The 150-acre plat would have a density of about 3.74 homes per acre. It’s already zoned residential, and the preliminary plat approval was on the July 26 P&Z agenda, though it was continued then as well.

Copeland said because it’s a preliminary plat, it won’t need to be advertised again before it goes back on the agenda.

That left only two items. The board unanimously approved site plans for both 238 housing units that are part of Ironwood at Blue Horizons, along with a 50-foot-tall billboard to be placed near Jones Ford between I-10 and Yuma Road.

Ironwood sits on about 22 acres.
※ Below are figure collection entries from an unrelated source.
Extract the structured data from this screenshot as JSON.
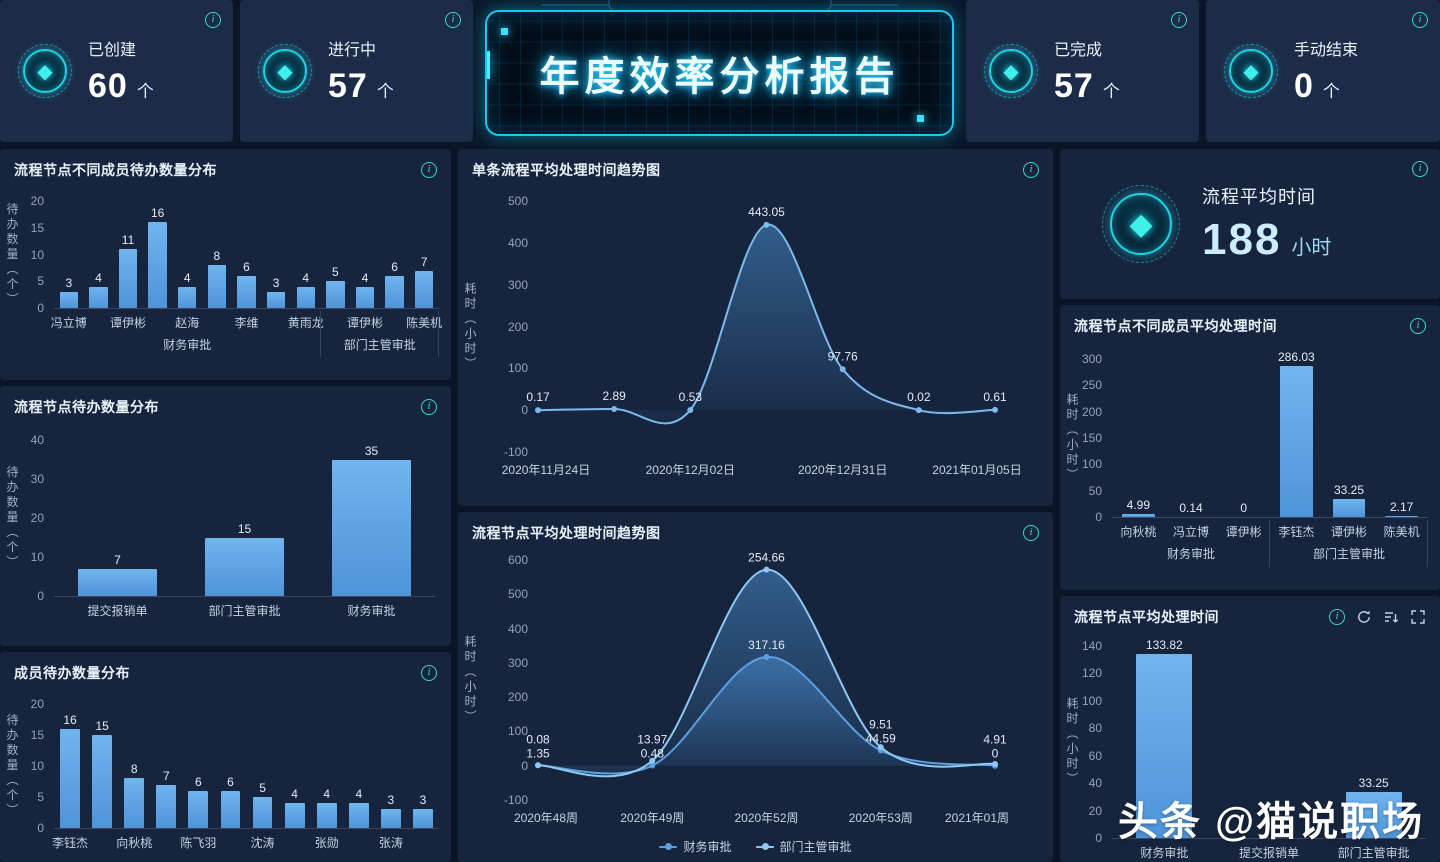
{
  "header": {
    "title": "年度效率分析报告",
    "kpis": [
      {
        "label": "已创建",
        "value": "60",
        "unit": "个"
      },
      {
        "label": "进行中",
        "value": "57",
        "unit": "个"
      },
      {
        "label": "已完成",
        "value": "57",
        "unit": "个"
      },
      {
        "label": "手动结束",
        "value": "0",
        "unit": "个"
      }
    ]
  },
  "avg_time_card": {
    "title": "流程平均时间",
    "value": "188",
    "unit": "小时"
  },
  "watermark": "头条 @猫说职场",
  "icons": {
    "info": "i",
    "gem": "◆",
    "refresh": "circular-arrow",
    "sort": "sort-lines",
    "fullscreen": "expand-corners"
  },
  "colors": {
    "page_bg": "#0A1628",
    "card_bg": "#16253D",
    "accent_cyan": "#1ED4E4",
    "bar_blue": "#5EA6E6",
    "line_blue": "#7CB9EC"
  },
  "chart_data": [
    {
      "id": "node-member-todo",
      "type": "bar",
      "title": "流程节点不同成员待办数量分布",
      "ylabel": "待办数量（个）",
      "ylim": [
        0,
        20
      ],
      "yticks": [
        0,
        5,
        10,
        15,
        20
      ],
      "categories": [
        "冯立博",
        "",
        "谭伊彬",
        "",
        "赵海",
        "",
        "李维",
        "",
        "黄雨龙",
        "",
        "谭伊彬",
        "",
        "陈美机"
      ],
      "values": [
        3,
        4,
        11,
        16,
        4,
        8,
        6,
        3,
        4,
        5,
        4,
        6,
        7
      ],
      "groups": [
        {
          "label": "财务审批",
          "from": 0,
          "to": 8
        },
        {
          "label": "部门主管审批",
          "from": 9,
          "to": 12
        }
      ]
    },
    {
      "id": "node-todo",
      "type": "bar",
      "title": "流程节点待办数量分布",
      "ylabel": "待办数量（个）",
      "ylim": [
        0,
        40
      ],
      "yticks": [
        0,
        10,
        20,
        30,
        40
      ],
      "categories": [
        "提交报销单",
        "部门主管审批",
        "财务审批"
      ],
      "values": [
        7,
        15,
        35
      ]
    },
    {
      "id": "member-todo",
      "type": "bar",
      "title": "成员待办数量分布",
      "ylabel": "待办数量（个）",
      "ylim": [
        0,
        20
      ],
      "yticks": [
        0,
        5,
        10,
        15,
        20
      ],
      "categories": [
        "李钰杰",
        "",
        "向秋桃",
        "",
        "陈飞羽",
        "",
        "沈涛",
        "",
        "张勋",
        "",
        "张涛",
        ""
      ],
      "values": [
        16,
        15,
        8,
        7,
        6,
        6,
        5,
        4,
        4,
        4,
        3,
        3
      ]
    },
    {
      "id": "single-trend",
      "type": "line",
      "title": "单条流程平均处理时间趋势图",
      "ylabel": "耗时（小时）",
      "ylim": [
        -100,
        500
      ],
      "yticks": [
        -100,
        0,
        100,
        200,
        300,
        400,
        500
      ],
      "x_labels": [
        "2020年11月24日",
        "",
        "2020年12月02日",
        "",
        "2020年12月31日",
        "",
        "2021年01月05日"
      ],
      "series": [
        {
          "name": "单条流程",
          "color": "#7CB9EC",
          "values": [
            0.17,
            2.89,
            0.53,
            443.05,
            97.76,
            0.02,
            0.61
          ]
        }
      ]
    },
    {
      "id": "node-trend",
      "type": "line",
      "stacked": true,
      "legend": true,
      "title": "流程节点平均处理时间趋势图",
      "ylabel": "耗时（小时）",
      "ylim": [
        -100,
        600
      ],
      "yticks": [
        -100,
        0,
        100,
        200,
        300,
        400,
        500,
        600
      ],
      "x_labels": [
        "2020年48周",
        "2020年49周",
        "2020年52周",
        "2020年53周",
        "2021年01周"
      ],
      "series": [
        {
          "name": "财务审批",
          "color": "#5E9FE0",
          "values": [
            1.35,
            0.48,
            317.16,
            44.59,
            0
          ]
        },
        {
          "name": "部门主管审批",
          "color": "#8FC8F2",
          "values": [
            0.08,
            13.97,
            254.66,
            9.51,
            4.91
          ]
        }
      ]
    },
    {
      "id": "member-avg-time",
      "type": "bar",
      "title": "流程节点不同成员平均处理时间",
      "ylabel": "耗时（小时）",
      "ylim": [
        0,
        300
      ],
      "yticks": [
        0,
        50,
        100,
        150,
        200,
        250,
        300
      ],
      "categories": [
        "向秋桃",
        "冯立博",
        "谭伊彬",
        "李钰杰",
        "谭伊彬",
        "陈美机"
      ],
      "values": [
        4.99,
        0.14,
        0,
        286.03,
        33.25,
        2.17
      ],
      "groups": [
        {
          "label": "财务审批",
          "from": 0,
          "to": 2
        },
        {
          "label": "部门主管审批",
          "from": 3,
          "to": 5
        }
      ]
    },
    {
      "id": "node-avg-time",
      "type": "bar",
      "title": "流程节点平均处理时间",
      "ylabel": "耗时（小时）",
      "ylim": [
        0,
        140
      ],
      "yticks": [
        0,
        20,
        40,
        60,
        80,
        100,
        120,
        140
      ],
      "categories": [
        "财务审批",
        "提交报销单",
        "部门主管审批"
      ],
      "values": [
        133.82,
        null,
        33.25
      ]
    }
  ]
}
It’s an elbow-shaped property zoned as mixed-use within a planned community that wraps between existing Blue Horizons homes and a commercial zone on the southwest corner of Blue Horizons Parkway and Jackrabbit trail.
Planner Andrea Marquez said parking was a major discussion item in planning with the developer, as there will be parts of the villa section where no on-street parking will be practical.

“We needed to make sure there will be enough parking for both residents and visitors,” Marquez said.

The property is described as Village 7 on the Blue Horizons Villages Community Master Plan.

The developer, Todd Tucker of Capital West Homes & Development, is proposing 238  total units, of three different types. Tucker’s plan includes 88 multifamily villas and 150 multifamily apartments, for a total of 238 multifamily units.

The property was approved for a maximum development of 103 multifamily villas and 150 multifamily apartments, or 253 total multifamily units. Tucker’s proposal would have a density of 7.9 units per acre for the 88 villas and 13.6 units per acre for the 150 apartments.

The apartments each have attached two-car garages for three-bedroom units and a one-car garage for the two-bedroom units. The villas will each have attached two-car garages and space in each driveway for two parked vehicles.

Marquez said a different type of product was proposed by the initial developer before Capital West Homes came on board.

The villas won’t be required to have fire sprinklers but the apartments will have them.

Buckeye Traffic Engineer John Willett said Blue Horizons has paid into its share of the cost of a traffic signal to be built at Blue Horizons Parkway North/Van Buren Street and Jackrabbit Trail.

He also said the city is working with the county and the Arizona Department of Transportation about the bottleneck that two-lane Jackrabbit Trail is becoming — especially near I-10.

The digital billboard will be one of the first in the Buckeye area. However, it will be one of only about eight on I-10 or along State Route 85 in Buckeye because of spacing requirements.

The two-sided billboard will have minimum time amounts for static displays and won’t be operated after 11 p.m. each night, along with illumination restrictions between sunset and 11 p.m.